Education is more than teaching

As I thought about writing my last medium post, I had a hard time deciding on my topic. Throughout this semester I have learned so much thanks to Dr. Wilder. However, a few things have stuck out to me as an aspiring educator. The idea that students come from diverse backgrounds and have different forms of literacy stuck out the most. This idea was foreign to me until I heard the Malcom Gladwell podcast. His podcast on the “Harvard Crisis” sparked my interest into learning how education and literacy is viewed by people that have different S.E.S…

In the Pod Cast Gladwell follows the journey of a Hispanic American teen living in a rural town in California. During this podcast the audience is able to see the struggle of a brilliant child who want to learn. This podcast helped me to understand that although people come from different backgrounds and S.E.S, everyone should have access to the education that her or she deserves.

As I move into this crucial point in my life (student teaching) I am reminded by that podcast and other lesson that were taught by Dr. Wilder that each individual has their own way of learning and their own unique form of literacy. As a student teacher I can help students best by embracing their different forms of literacy. Based on the culture and background of that student, I will learn to let them showcase their potential and embrace their unique form of learning and literacy.

One of the ways that I plan to reach students that have different forms of literacy is by allowing them to redefine what literacy is. Literacy can consist of more than just traditional print text; it can take the shape of many other different forms. One of the ways I plan to show my students that there are other forms of literacy is by reading the graphic novel March. MSNBC’s Rachel Maddow’s did a news report on the effect of that this graphic novel could have on educated young adolescents on the civil rights movement. I also plan to show students pictures and films so that they are able to grasp a deeper understanding on important topics such as the holocaust and WW2. However, if they are comfortable writing a rap or drawing their views of the events then I will be more respective to this overall behavior.

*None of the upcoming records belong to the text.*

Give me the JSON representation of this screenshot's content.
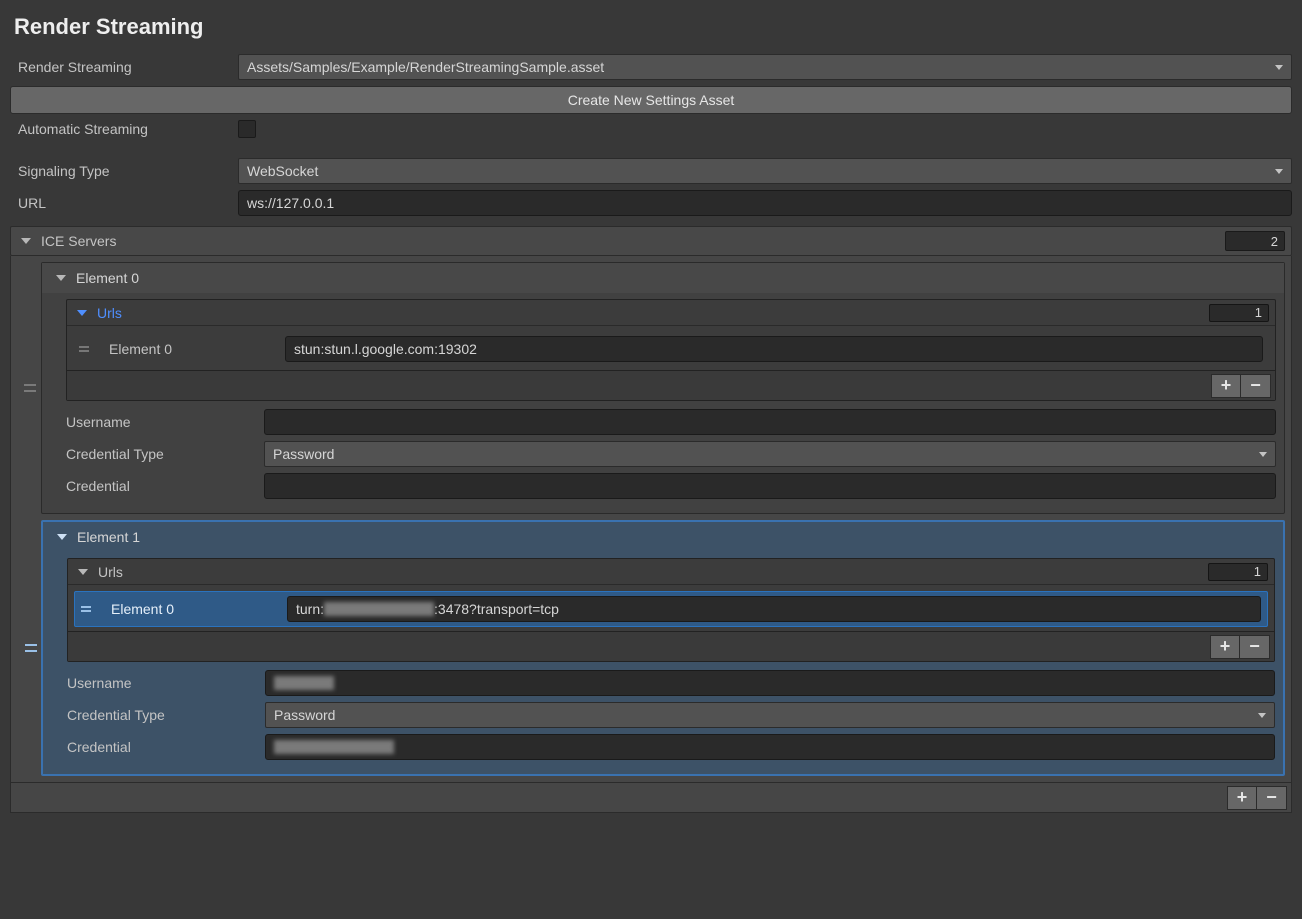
{
  "header": {
    "title": "Render Streaming"
  },
  "settings": {
    "render_streaming_label": "Render Streaming",
    "asset_path": "Assets/Samples/Example/RenderStreamingSample.asset",
    "create_button": "Create New Settings Asset",
    "automatic_streaming_label": "Automatic Streaming",
    "signaling_type_label": "Signaling Type",
    "signaling_type_value": "WebSocket",
    "url_label": "URL",
    "url_value": "ws://127.0.0.1"
  },
  "ice": {
    "header": "ICE Servers",
    "count": "2",
    "elements": [
      {
        "title": "Element 0",
        "urls": {
          "label": "Urls",
          "count": "1",
          "items": [
            {
              "label": "Element 0",
              "value": "stun:stun.l.google.com:19302"
            }
          ]
        },
        "username_label": "Username",
        "username_value": "",
        "credential_type_label": "Credential Type",
        "credential_type_value": "Password",
        "credential_label": "Credential",
        "credential_value": ""
      },
      {
        "title": "Element 1",
        "urls": {
          "label": "Urls",
          "count": "1",
          "items": [
            {
              "label": "Element 0",
              "value_prefix": "turn:",
              "value_suffix": ":3478?transport=tcp"
            }
          ]
        },
        "username_label": "Username",
        "credential_type_label": "Credential Type",
        "credential_type_value": "Password",
        "credential_label": "Credential"
      }
    ]
  },
  "icons": {
    "plus": "+",
    "minus": "−"
  }
}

Throughout this year I have learned that young adolescents need teachers to become more than just educators for them. They need their teachers to become advocates for their learning. How they form their own opinions, ideas, and learning strategies is unique to them. As an aspiring educator I see that it is very crucial that teachers listen and make themselves more aware of their students. By knowing their interest, learning styles, and background, teachers will not only create a better classroom environment, a better relationship with their students, but they will help to create a student who is confident in his ability to learn.